Berlin: The Moment by Douglas Kennedy

My brother-in-law Emmanuel has been for several years the president of the “Grandes Conférences Catholiques“, probably the most prestigious forum in the capital of Europe. As I live in the United States and only return to Belgium for the winter or summer vacations, I used to admire the upcoming season’s program and regret not being able to attend. Because of the recent pandemic (in this case, I was tempted to write “thanks to”), the conferences of the last two years were also available via video link, and I was thus able to follow many of them. The program usually includes many statesmen and women, scientists and opinion leaders. But Emmanuel also invites excellent writers. A few years ago, the program introduced me to the English writer William Boyd. This year it was the turn of the American novelist Douglas Kennedy, whom I did not know, perhaps because he seems to be more popular in Europe than in his native country. His talk was excellent (he speaks French very well, with just the right dose of accent to make it charming) and made me want to read one of his novels.

I chose “The Moment” because I was tempted by the idea of immersing myself in the atmosphere of Berlin in the 80s. I had already written an article about the German capital, recounting my trip in November 1989 when the Wall fell.

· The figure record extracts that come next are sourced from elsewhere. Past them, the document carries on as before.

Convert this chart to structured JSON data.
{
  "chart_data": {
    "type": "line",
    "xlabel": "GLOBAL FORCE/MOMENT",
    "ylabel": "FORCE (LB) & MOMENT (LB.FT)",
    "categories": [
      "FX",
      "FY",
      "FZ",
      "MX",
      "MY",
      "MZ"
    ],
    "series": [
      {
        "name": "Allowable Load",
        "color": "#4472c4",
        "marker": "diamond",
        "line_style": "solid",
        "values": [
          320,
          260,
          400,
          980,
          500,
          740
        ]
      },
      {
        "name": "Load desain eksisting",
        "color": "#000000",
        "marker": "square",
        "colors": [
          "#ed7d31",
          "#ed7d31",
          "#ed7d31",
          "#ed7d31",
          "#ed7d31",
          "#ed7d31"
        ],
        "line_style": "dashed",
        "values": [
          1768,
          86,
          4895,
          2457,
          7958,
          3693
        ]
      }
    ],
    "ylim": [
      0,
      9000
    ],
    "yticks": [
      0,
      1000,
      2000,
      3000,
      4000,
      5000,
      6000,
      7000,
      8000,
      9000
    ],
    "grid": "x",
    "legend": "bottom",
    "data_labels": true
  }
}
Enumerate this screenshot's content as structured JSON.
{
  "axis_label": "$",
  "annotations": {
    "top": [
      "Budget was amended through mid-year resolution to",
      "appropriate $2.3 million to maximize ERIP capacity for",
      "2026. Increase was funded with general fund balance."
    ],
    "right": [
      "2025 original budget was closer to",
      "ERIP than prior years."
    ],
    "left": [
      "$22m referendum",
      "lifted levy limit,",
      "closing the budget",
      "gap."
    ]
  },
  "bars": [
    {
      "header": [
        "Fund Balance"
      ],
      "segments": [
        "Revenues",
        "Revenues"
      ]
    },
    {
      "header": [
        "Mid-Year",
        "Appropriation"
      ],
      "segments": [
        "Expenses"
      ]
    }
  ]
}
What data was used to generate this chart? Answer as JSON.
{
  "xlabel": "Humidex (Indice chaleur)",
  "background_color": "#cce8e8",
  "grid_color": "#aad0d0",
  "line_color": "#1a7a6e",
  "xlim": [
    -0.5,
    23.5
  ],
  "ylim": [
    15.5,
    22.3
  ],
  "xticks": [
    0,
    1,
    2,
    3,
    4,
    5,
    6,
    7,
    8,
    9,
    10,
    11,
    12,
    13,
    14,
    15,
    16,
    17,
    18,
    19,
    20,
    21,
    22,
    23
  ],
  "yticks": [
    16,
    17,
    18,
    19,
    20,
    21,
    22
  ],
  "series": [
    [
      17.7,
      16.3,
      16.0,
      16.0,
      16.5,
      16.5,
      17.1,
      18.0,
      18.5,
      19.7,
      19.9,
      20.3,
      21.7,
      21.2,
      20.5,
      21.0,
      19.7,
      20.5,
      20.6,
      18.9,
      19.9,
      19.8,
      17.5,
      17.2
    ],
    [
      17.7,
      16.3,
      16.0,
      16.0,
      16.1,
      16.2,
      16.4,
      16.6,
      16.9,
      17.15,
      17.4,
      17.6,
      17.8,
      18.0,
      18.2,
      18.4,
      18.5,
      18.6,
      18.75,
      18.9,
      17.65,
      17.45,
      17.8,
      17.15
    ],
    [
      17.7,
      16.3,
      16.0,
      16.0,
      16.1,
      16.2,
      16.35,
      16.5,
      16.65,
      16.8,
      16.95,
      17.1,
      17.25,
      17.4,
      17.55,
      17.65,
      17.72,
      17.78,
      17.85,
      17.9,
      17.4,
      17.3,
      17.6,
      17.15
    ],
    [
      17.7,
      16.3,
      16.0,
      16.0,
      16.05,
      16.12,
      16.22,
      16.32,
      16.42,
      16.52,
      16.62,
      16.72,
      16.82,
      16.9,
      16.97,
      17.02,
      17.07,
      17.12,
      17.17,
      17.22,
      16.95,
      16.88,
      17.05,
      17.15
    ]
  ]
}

In reality, Douglas Kennedy’s novel begins many years later and in the United States. Thomas Nesbitt is recovering from a divorce and a ski fall in his Maine residence. One day, the mailman delivers a package from Germany. The sender’s name “Dussmann” suddenly sends him back to Berlin in 1984, to a city still divided.

Thomas was a young writer who had just published his first book. He chose to move to Berlin and settled in Kreuzberg, a then rather rundown neighborhood, right next to the Wall, inhabited by Turkish immigrants and rebellious youth. Through the classified ads, he ends up sharing an apartment with Alistair, an Englishman from a well-to-do family, a brilliant painter, extravagant, gay and junkie. He also finds a job for “Voice of America”, the organization in charge of relaying America’s point of view over the Iron Curtain. He begins by writing a short piece about his first day spent in East Berlin.

Petra Dussmann is assigned to translate his article into German. The young interpreter, a recent defector from the East, is discreet and reserved, almost austere. And yet, the seduction is immediate and reciprocal. Thomas and Petra get to know each other and, after some hesitation on her part, they decide to live together. Little by little, she seems to open up and ends up revealing the burden that gnaws at her: the circumstances of her passage to the West, a prisoner exchange, meant that she had to leave her three-year-old son on the other side of the Wall. Despite this, they begin to make plans for a future together.

But is Petra really who she says she is? Some nights she slips away for a few hours. Who does she meet? One weekend, she announces that she is to accompany the director of “Voice of America” to Hamburg, but Thomas sees him at a concert at the Berlin Philharmonic. Doubt sets in. He doesn’t want to believe that Petra is a Stasi agent, but to find out for sure, he agrees to set a trap for her at the instigation of the American secret service.

This is a fascinating novel about love, betrayal and trust. About those moments when everything can change, when everything depends on one decision. A decision that one could regret for a lifetime.